Pleasanton Weekly
- Late 2006 and early 2007 editions of the Pleasanton Weekly
- Type: Alternative weekly
- Owner: Embarcadero Media
- Publisher: Gina Channell
- President: Gina Channell
- Editor: Jeremy Walsh
- Founded: 2000
- Language: English
- Headquarters: 5506 Sunol Boulevard, Suite 203, Pleasanton, California
- City: Pleasanton, California
- Country: United States
- Circulation: 9,500 print; 180,000 digital; (as of 2020)
- Sister newspapers: Palo Alto Weekly, The Almanac, Mountain View Voice
- Website: www.pleasantonweekly.com

= Pleasanton Weekly =

The Pleasanton Weekly is a weekly newspaper published in Pleasanton, California, established in 2000. Owned by Embarcadero Media, the newspaper serves Pleasanton, California.

Gina Channell was named the division president and Pleasanton Weekly publisher in 2006. In 2017, Jeremy Walsh took over as the paper's editor from the founding editor Jeb Bing. The newspaper also maintains an online version on its website. The Pleasanton Weekly is distributed free to all households every Friday, as well as via businesses and street newsstands.

As of 2020, the print circulation is 9,500 and the digital reach is 180,000 monthly total visits. 90% of the paper's revenue comes from the print edition.

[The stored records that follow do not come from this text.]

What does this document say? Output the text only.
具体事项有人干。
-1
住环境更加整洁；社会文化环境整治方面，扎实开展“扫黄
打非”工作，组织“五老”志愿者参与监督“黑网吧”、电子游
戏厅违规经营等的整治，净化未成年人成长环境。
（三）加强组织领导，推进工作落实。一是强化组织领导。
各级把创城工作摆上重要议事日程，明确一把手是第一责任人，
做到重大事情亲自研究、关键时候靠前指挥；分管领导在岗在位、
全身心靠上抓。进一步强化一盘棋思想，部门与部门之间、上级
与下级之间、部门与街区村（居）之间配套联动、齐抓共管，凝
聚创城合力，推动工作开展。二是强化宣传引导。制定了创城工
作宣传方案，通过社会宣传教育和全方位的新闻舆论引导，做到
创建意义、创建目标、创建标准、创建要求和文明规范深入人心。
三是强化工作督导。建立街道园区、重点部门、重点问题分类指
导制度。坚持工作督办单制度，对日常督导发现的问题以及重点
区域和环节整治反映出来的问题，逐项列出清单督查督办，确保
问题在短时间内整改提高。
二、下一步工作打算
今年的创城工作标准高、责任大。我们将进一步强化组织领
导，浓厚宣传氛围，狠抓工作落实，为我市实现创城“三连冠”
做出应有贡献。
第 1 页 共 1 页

== Awards and recognition ==
The newspaper has won multiple first-place awards from the California Newspaper Publishers Association. Awards include first-place Coverage of Local Government from the 2018 California Journalism Awards Digital Contest and first-place Editorial Comment from the 2019 California Journalism Awards Print Contest.